I will focus on the effects of EU law. That is what happens when the EU does act, when the EU does use its competences? However, before we can take a closer look at the actual mechanisms that give effect to EU law, I want to make sure that we’re on the same page about what EU law even is. EU law can be viewed as something distinct from national law.
A different legal order which can interact with the national one. Just as the national legal order contains a hierarchy of norms, with, for example, a constitution, laws, administrative decisions, etcetera, the EU legal order also contains different legal instruments.
In terms of EU law, one often speaks of primary law and secondary law. Primary law, has a higher normative value and consists of the treaties. You might of heard of the TEU, the Treaty on European Union. And the TFEU, the Treaty on the Functioning of European Union. Primary EU law, essentially, comes about through agreements between sovereign member states. Secondary law, on the other hand, is produced by the EU institutions themselves.It’s worth mentioning here that the main institutions in this regard are the Council, The European Parliament, and the Commission.
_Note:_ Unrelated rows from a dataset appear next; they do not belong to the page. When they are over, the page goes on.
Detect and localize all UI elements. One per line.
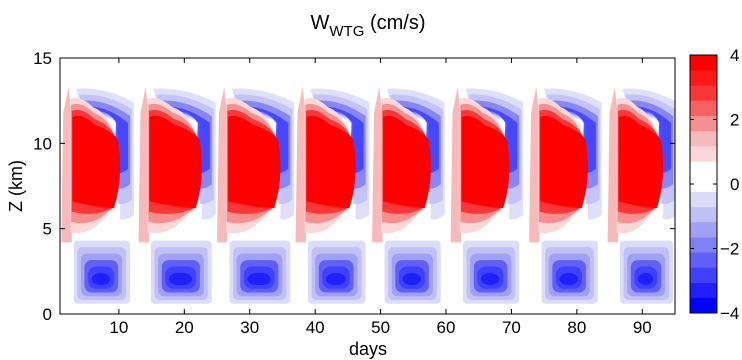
x-axis: 10 20 30 40 50 60 70 80 90: [109, 58, 652, 337]
cycle-8: [607, 87, 675, 304]
updraft-core-level: [540, 115, 588, 209]
colorbar-tick-label: 0: [730, 175, 739, 194]
lower-downdraft-level: [638, 273, 654, 285]
lower-downdraft-level: [402, 273, 421, 285]
precursor-updraft: [138, 87, 149, 243]
colorbar-segment: [690, 267, 717, 283]
updraft-core-level: [461, 115, 510, 209]
x-tick-label: 20: [175, 318, 194, 337]
title-main: W: [311, 12, 330, 34]
colorbar-segment: [690, 161, 717, 177]
updraft-core-level: [149, 115, 202, 209]
cycle-3: [217, 87, 295, 304]
x-tick-label: 90: [633, 318, 652, 337]
x-tick-label: 70: [502, 318, 521, 337]
colorbar-segment: [690, 206, 717, 223]
colorbar-tick-label: 2: [730, 111, 739, 130]
x-tick-label: 80: [567, 318, 586, 337]
title-unit: (cm/s): [364, 12, 425, 34]
updraft-core-level: [228, 115, 281, 209]
colorbar-tick-label: −4: [720, 304, 739, 323]
lower-downdraft-level: [91, 273, 111, 285]
cycle-5: [372, 87, 445, 304]
colorbar-segment: [690, 130, 717, 147]
x-tick-label: 30: [240, 318, 259, 337]
colorbar-segment: [690, 176, 717, 192]
x-axis-label: days: [349, 339, 387, 359]
colorbar-segment: [690, 146, 717, 162]
title-subscript: WTG: [329, 23, 364, 40]
lower-downdraft-level: [247, 273, 271, 285]
y-tick-label: 15: [33, 49, 52, 68]
colorbar-segment: [690, 115, 717, 132]
x-tick-label: 60: [437, 318, 456, 337]
lower-downdraft-level: [168, 273, 192, 285]
precursor-updraft: [607, 87, 619, 243]
precursor-updraft: [217, 87, 228, 243]
lower-downdraft-level: [559, 273, 579, 285]
contour-field: [61, 87, 675, 304]
plot-frame: [59, 57, 676, 315]
precursor-updraft: [450, 87, 462, 243]
cycle-6: [450, 87, 524, 304]
updraft-core-level: [618, 115, 664, 209]
y-tick-label: 0: [43, 305, 52, 324]
updraft-core-level: [306, 115, 356, 209]
precursor-updraft: [529, 87, 540, 243]
colorbar-tick-label: 4: [730, 46, 739, 65]
cycle-4: [295, 87, 370, 304]
updraft-core-level: [383, 115, 431, 209]
y-axis: 0 5 10 15: [33, 49, 675, 324]
lower-downdraft-level: [325, 273, 346, 285]
colorbar-segment: [690, 282, 717, 299]
x-tick-label: 50: [371, 318, 390, 337]
y-tick-label: 10: [33, 134, 52, 153]
colorbar-segment: [690, 55, 717, 71]
colorbar: −4 −2 0 2 4: [689, 46, 739, 323]
cycle-2: [138, 87, 216, 304]
x-tick-label: 10: [109, 318, 128, 337]
precursor-updraft: [372, 87, 383, 243]
colorbar-segment: [690, 221, 717, 238]
cycle-1: [61, 87, 134, 304]
colorbar-segment: [690, 252, 717, 268]
cycle-7: [529, 87, 602, 304]
colorbar-segment: [690, 237, 717, 253]
lower-downdraft-level: [481, 273, 500, 285]
colorbar-tick-label: −2: [720, 240, 739, 259]
colorbar-segment: [690, 297, 717, 314]
chart-title: WWTG (cm/s): [311, 12, 426, 40]
y-axis-label: Z (km): [6, 160, 26, 212]
x-tick-label: 40: [306, 318, 325, 337]
precursor-updraft: [61, 87, 72, 243]
precursor-updraft: [295, 87, 306, 243]
colorbar-segment: [690, 70, 717, 86]
colorbar-segment: [690, 85, 717, 101]
colorbar-segment: [690, 191, 717, 208]
y-tick-label: 5: [43, 220, 52, 239]
updraft-core-level: [72, 115, 121, 209]
colorbar-segment: [690, 100, 717, 117]
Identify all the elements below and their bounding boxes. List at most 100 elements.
In general terms, secondary law does produce, can take the form of a regulation, a directive, or a decision. Now that we have a better idea of what EU law is, now we can ask ourselves what difference does it make? What are the mechanisms that makes EU law relevant? What makes EU law matter to us? Well, the three simple answers to this are direct applicability, direct effect and primacy.
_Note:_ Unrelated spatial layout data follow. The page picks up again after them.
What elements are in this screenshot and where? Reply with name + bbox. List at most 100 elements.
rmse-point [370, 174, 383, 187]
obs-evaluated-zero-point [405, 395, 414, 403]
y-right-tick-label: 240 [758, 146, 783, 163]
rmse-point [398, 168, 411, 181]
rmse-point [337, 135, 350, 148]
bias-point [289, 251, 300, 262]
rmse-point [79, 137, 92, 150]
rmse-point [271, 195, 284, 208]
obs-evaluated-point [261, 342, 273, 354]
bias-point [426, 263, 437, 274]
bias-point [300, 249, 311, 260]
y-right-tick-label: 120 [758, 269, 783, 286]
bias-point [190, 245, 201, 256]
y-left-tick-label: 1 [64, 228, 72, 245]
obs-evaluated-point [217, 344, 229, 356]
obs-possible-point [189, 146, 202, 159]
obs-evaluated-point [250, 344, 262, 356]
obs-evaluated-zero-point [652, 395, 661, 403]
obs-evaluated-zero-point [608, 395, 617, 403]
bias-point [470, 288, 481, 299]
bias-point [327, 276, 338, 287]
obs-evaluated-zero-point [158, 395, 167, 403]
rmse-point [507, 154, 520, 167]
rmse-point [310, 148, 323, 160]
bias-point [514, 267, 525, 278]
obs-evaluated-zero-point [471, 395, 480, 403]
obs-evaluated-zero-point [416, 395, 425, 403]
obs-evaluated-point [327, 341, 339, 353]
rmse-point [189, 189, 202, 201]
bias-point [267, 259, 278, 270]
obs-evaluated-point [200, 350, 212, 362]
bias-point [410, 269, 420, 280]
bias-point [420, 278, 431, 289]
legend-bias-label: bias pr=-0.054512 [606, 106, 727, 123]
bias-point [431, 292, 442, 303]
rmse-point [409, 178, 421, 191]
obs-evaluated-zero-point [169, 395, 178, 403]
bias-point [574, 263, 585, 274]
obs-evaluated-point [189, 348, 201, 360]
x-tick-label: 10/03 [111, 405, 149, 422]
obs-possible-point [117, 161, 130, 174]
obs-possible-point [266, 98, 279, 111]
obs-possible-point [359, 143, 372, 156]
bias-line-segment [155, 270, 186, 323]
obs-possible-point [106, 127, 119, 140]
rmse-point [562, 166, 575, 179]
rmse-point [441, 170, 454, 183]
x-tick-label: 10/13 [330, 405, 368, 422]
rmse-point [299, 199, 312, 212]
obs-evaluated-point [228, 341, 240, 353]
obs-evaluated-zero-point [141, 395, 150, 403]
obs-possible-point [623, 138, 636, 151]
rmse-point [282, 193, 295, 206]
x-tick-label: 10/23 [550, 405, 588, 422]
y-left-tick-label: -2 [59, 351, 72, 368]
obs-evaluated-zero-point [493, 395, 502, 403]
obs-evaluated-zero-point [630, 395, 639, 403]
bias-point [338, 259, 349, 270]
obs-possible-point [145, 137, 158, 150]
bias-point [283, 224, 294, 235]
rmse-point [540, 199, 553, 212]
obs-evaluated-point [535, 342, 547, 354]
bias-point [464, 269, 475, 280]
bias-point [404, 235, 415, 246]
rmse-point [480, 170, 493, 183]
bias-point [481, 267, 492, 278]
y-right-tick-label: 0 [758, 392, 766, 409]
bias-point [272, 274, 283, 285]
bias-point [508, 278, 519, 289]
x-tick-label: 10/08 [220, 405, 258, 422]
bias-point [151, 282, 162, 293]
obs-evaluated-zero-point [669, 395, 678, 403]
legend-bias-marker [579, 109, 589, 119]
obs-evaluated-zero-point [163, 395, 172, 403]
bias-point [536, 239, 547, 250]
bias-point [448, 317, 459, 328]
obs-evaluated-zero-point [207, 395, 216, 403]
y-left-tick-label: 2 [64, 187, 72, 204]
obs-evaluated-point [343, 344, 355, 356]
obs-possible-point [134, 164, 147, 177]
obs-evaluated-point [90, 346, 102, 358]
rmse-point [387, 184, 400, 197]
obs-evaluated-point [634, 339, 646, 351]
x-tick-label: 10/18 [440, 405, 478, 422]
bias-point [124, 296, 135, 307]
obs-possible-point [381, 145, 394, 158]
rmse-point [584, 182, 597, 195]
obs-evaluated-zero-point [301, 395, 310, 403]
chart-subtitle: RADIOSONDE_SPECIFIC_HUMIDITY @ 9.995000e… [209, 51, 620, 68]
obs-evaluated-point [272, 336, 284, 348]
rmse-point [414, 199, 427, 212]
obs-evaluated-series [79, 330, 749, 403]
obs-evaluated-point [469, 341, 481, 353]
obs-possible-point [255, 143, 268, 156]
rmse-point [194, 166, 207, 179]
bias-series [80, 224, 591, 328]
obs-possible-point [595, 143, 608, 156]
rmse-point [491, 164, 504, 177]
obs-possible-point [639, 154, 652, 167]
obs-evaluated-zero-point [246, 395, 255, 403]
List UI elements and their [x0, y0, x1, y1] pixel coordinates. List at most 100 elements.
In relation to direct applicability of EU law, the first thing I would like you to do is to take a good look at article 288 TFEU. As you can see, all three forms of secondary law that I mentioned earlier are binding. Even if directives are only binding as the result. However, it is only regulations that are said to be directly applicable. Well, what does this mean, that regulations are directly applicable? The insistence on direct applicability can be explained by the traditional view of EU law as being part of international law. And hence, something very different from national law.
Traditionally, the question of whether international law becomes applicable law within the legal order of sovereign state is a question left to the state at hand. That is it is up to each state to decide if and how international law should apply in their territory. Following this logic, it would have been up to the member state to decide when EU law should overlap with national law, and be applicable with in the national context. It should be noted, that states have traditionally treated international law in very different ways. Some states, embracing international law as directly applicable on their territory, and some states requiring all international law to first be transposed into national law before it can be applicable.
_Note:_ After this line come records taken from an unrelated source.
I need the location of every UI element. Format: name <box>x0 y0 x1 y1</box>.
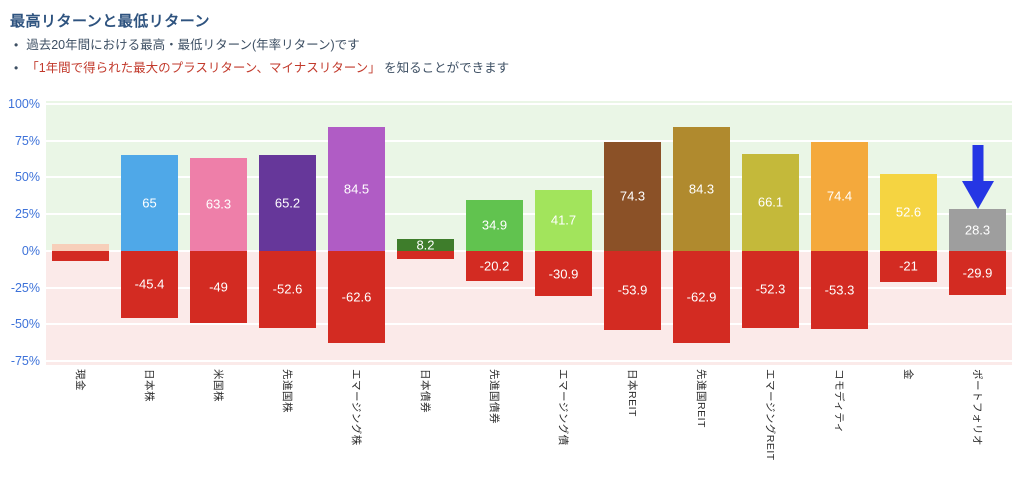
bar-emerging-reit-min[interactable]: -52.3 <box>742 250 799 328</box>
x-tick-label-cash: 現金 <box>73 369 86 391</box>
bar-japan-reit-min[interactable]: -53.9 <box>604 250 661 330</box>
bar-commodity-max[interactable]: 74.4 <box>811 141 868 251</box>
portfolio-highlight-arrow-icon <box>960 145 996 214</box>
description-list: • 過去20年間における最高・最低リターン(年率リターン)です • 「1年間で得… <box>14 38 509 83</box>
bullet-2-text: 「1年間で得られた最大のプラスリターン、マイナスリターン」 を知ることができます <box>26 61 509 76</box>
y-tick-label-75: 75% <box>14 133 40 148</box>
x-tick-label-developed-stocks: 先進国株 <box>280 369 293 413</box>
y-tick-label--25: -25% <box>10 280 40 295</box>
x-tick-label-portfolio: ポートフォリオ <box>970 369 983 446</box>
bar-value-label: 65 <box>142 195 157 211</box>
bar-japan-bonds-min[interactable] <box>397 250 454 260</box>
y-axis: 100% 75% 50% 25% 0% -25% -50% -75% <box>0 0 40 478</box>
bullet-item-2: • 「1年間で得られた最大のプラスリターン、マイナスリターン」 を知ることができ… <box>14 61 509 77</box>
bar-value-label: -53.9 <box>617 282 648 298</box>
gridline--25 <box>46 286 1012 289</box>
bar-value-label: 66.1 <box>757 194 784 210</box>
bullet-item-1: • 過去20年間における最高・最低リターン(年率リターン)です <box>14 38 509 54</box>
bar-developed-bonds-min[interactable]: -20.2 <box>466 250 523 281</box>
y-tick-label-25: 25% <box>14 207 40 222</box>
bar-portfolio-min[interactable]: -29.9 <box>949 250 1006 295</box>
bar-emerging-bonds-max[interactable]: 41.7 <box>535 189 592 251</box>
bar-value-label: -30.9 <box>548 266 579 282</box>
bar-value-label: 8.2 <box>416 237 435 253</box>
bar-japan-stocks-min[interactable]: -45.4 <box>121 250 178 318</box>
x-tick-label-japan-stocks: 日本株 <box>142 369 155 402</box>
bar-emerging-stocks-min[interactable]: -62.6 <box>328 250 385 343</box>
bar-emerging-bonds-min[interactable]: -30.9 <box>535 250 592 297</box>
plot-area: 65 -45.4 63.3 -49 65.2 -52.6 84.5 -62.6 8.2 34.9 -… <box>46 101 1012 365</box>
bar-value-label: -20.2 <box>479 258 510 274</box>
bar-commodity-min[interactable]: -53.3 <box>811 250 868 330</box>
y-tick-label--75: -75% <box>10 354 40 368</box>
bar-gold-max[interactable]: 52.6 <box>880 173 937 251</box>
bar-value-label: 52.6 <box>895 204 922 220</box>
bar-us-stocks-min[interactable]: -49 <box>190 250 247 323</box>
x-tick-label-emerging-reit: エマージングREIT <box>763 369 776 461</box>
x-tick-label-developed-reit: 先進国REIT <box>694 369 707 428</box>
bar-value-label: -45.4 <box>134 276 165 292</box>
bar-value-label: 65.2 <box>274 195 301 211</box>
bar-value-label: 63.3 <box>205 196 232 212</box>
bar-value-label: 28.3 <box>964 222 991 238</box>
bar-japan-bonds-max[interactable]: 8.2 <box>397 237 454 253</box>
y-tick-label--50: -50% <box>10 317 40 332</box>
bullet-2-highlight: 「1年間で得られた最大のプラスリターン、マイナスリターン」 <box>26 60 381 75</box>
bar-value-label: -52.6 <box>272 281 303 297</box>
bar-gold-min[interactable]: -21 <box>880 250 937 282</box>
bar-developed-reit-min[interactable]: -62.9 <box>673 250 730 344</box>
bar-value-label: -62.6 <box>341 289 372 305</box>
x-tick-label-emerging-bonds: エマージング債 <box>556 369 569 446</box>
bar-value-label: 74.4 <box>826 188 853 204</box>
gridline--50 <box>46 323 1012 326</box>
bar-value-label: -52.3 <box>755 281 786 297</box>
bullet-1-text: 過去20年間における最高・最低リターン(年率リターン)です <box>26 38 360 52</box>
y-tick-label-0: 0% <box>21 243 40 258</box>
x-tick-label-japan-bonds: 日本債券 <box>418 369 431 413</box>
bar-value-label: -49 <box>209 279 228 295</box>
bar-portfolio-max[interactable]: 28.3 <box>949 209 1006 251</box>
bar-developed-stocks-max[interactable]: 65.2 <box>259 155 316 251</box>
gridline-75 <box>46 139 1012 142</box>
bar-value-label: -29.9 <box>962 265 993 281</box>
x-tick-label-us-stocks: 米国株 <box>211 369 224 402</box>
bar-developed-reit-max[interactable]: 84.3 <box>673 127 730 251</box>
bar-value-label: 84.3 <box>688 181 715 197</box>
bullet-dot-icon: • <box>14 60 19 75</box>
bar-developed-stocks-min[interactable]: -52.6 <box>259 250 316 329</box>
bar-japan-stocks-max[interactable]: 65 <box>121 155 178 251</box>
bar-emerging-reit-max[interactable]: 66.1 <box>742 153 799 251</box>
bar-japan-reit-max[interactable]: 74.3 <box>604 141 661 251</box>
bar-value-label: -21 <box>899 258 918 274</box>
y-tick-label-50: 50% <box>14 170 40 185</box>
x-tick-label-japan-reit: 日本REIT <box>625 369 638 417</box>
gridline-100 <box>46 103 1012 105</box>
bullet-2-suffix: を知ることができます <box>380 60 510 75</box>
x-tick-label-emerging-stocks: エマージング株 <box>349 369 362 446</box>
gridline-0 <box>46 249 1012 252</box>
bar-value-label: 84.5 <box>343 181 370 197</box>
bar-cash-max[interactable] <box>52 243 109 251</box>
bar-value-label: 41.7 <box>550 212 577 228</box>
bar-value-label: -62.9 <box>686 289 717 305</box>
bar-us-stocks-max[interactable]: 63.3 <box>190 157 247 251</box>
bar-value-label: 74.3 <box>619 188 646 204</box>
bullet-dot-icon: • <box>14 38 19 52</box>
bar-developed-bonds-max[interactable]: 34.9 <box>466 199 523 251</box>
y-tick-label-100: 100% <box>8 97 40 111</box>
bar-emerging-stocks-max[interactable]: 84.5 <box>328 126 385 251</box>
gridline-50 <box>46 176 1012 179</box>
gridline--75 <box>46 360 1012 362</box>
bar-value-label: 34.9 <box>481 217 508 233</box>
bar-cash-min[interactable] <box>52 250 109 262</box>
bar-value-label: -53.3 <box>824 282 855 298</box>
x-tick-label-commodity: コモディティ <box>832 369 845 434</box>
x-tick-label-developed-bonds: 先進国債券 <box>487 369 500 424</box>
x-tick-label-gold: 金 <box>901 369 914 380</box>
page-title: 最高リターンと最低リターン <box>10 13 211 30</box>
gridline-25 <box>46 213 1012 216</box>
Therefore, it was very important forthe founders of the EU to set out that some EU law would actually be directly applicable. Hence, it flows from EU primary law that regulation need not, and indeed should not, be transposed into national law.
They are, by their very nature, directly applicable in the member states. From what was said about direct applicability. You might now have the impression that regulations are the only form of EU law that really matters in a national context.
Well, early on in the history of the European union it’s Court of Justice, most commonly known as ECJ, established that a much wider range of EU law was destined to have direct legal effects in the member states. In the classic judgement of Van Gend en Loos, the ECJ introduced for them very first time, and without any clear legal basis in the treaties, the principle of direct effect. Together with primacy, this principle has become the very foundation for giving concrete effects to EU law in the national context. In fact, as far as definitions go, direct effect can be defined as the capacity of EU law to give rise to rights and obligations directly, without the need for further implementation. In practical terms, it means that you should be able to invoke and enforce provisions of EU law with direct effect in your national context. Whether it be before a Spanish court or a Swedish administrative body in a contract dispute or as a defense against criminal prosecution. This definition before you might sound like direct applicability. But direct applicability is not in itself a prerequisite for direct effect. A particular provision of EU law can be deemed to produce direct effect even though the legal instruments where we find the provision is not a regulation.
Instead of connecting direct effect to direct applicability the ECJ chose to expound three concrete conditions that all have to be fulfilled for a specific EU provision to have direct effect. Firstly, the provision has to be clear and precise. Secondly, the provision has to contain an unconditional right to obligation. Directives are a bit particular when it comes to direct effect. Since they are addressed to the member states, and only the end, not the means, are said to be binding, the ECJ ha consistently held that directives can not produce direct effect, at least not between private parties. To this effect it is often stated that there can be no horizontal direct effect flowing from directives.
However, when it comes to relationships between the state, and a private party, directives can produce vertical direct effect. At least when the EU provision is invoked by the private party as against the state. The ECJ has ruled that the member state, and thereby any public administration or undertaking should be precluded from benefiting from the fac that a member state itself has neglected to implement a directive correctly. This kind of reasoning stems from the so-called Estoppel principle, which prescribes that no one should be able to benefit from their own misconduct.
So, as you see, the combination of direct effect on the one hand and primacy on the other can be quite a force to be reckoned with.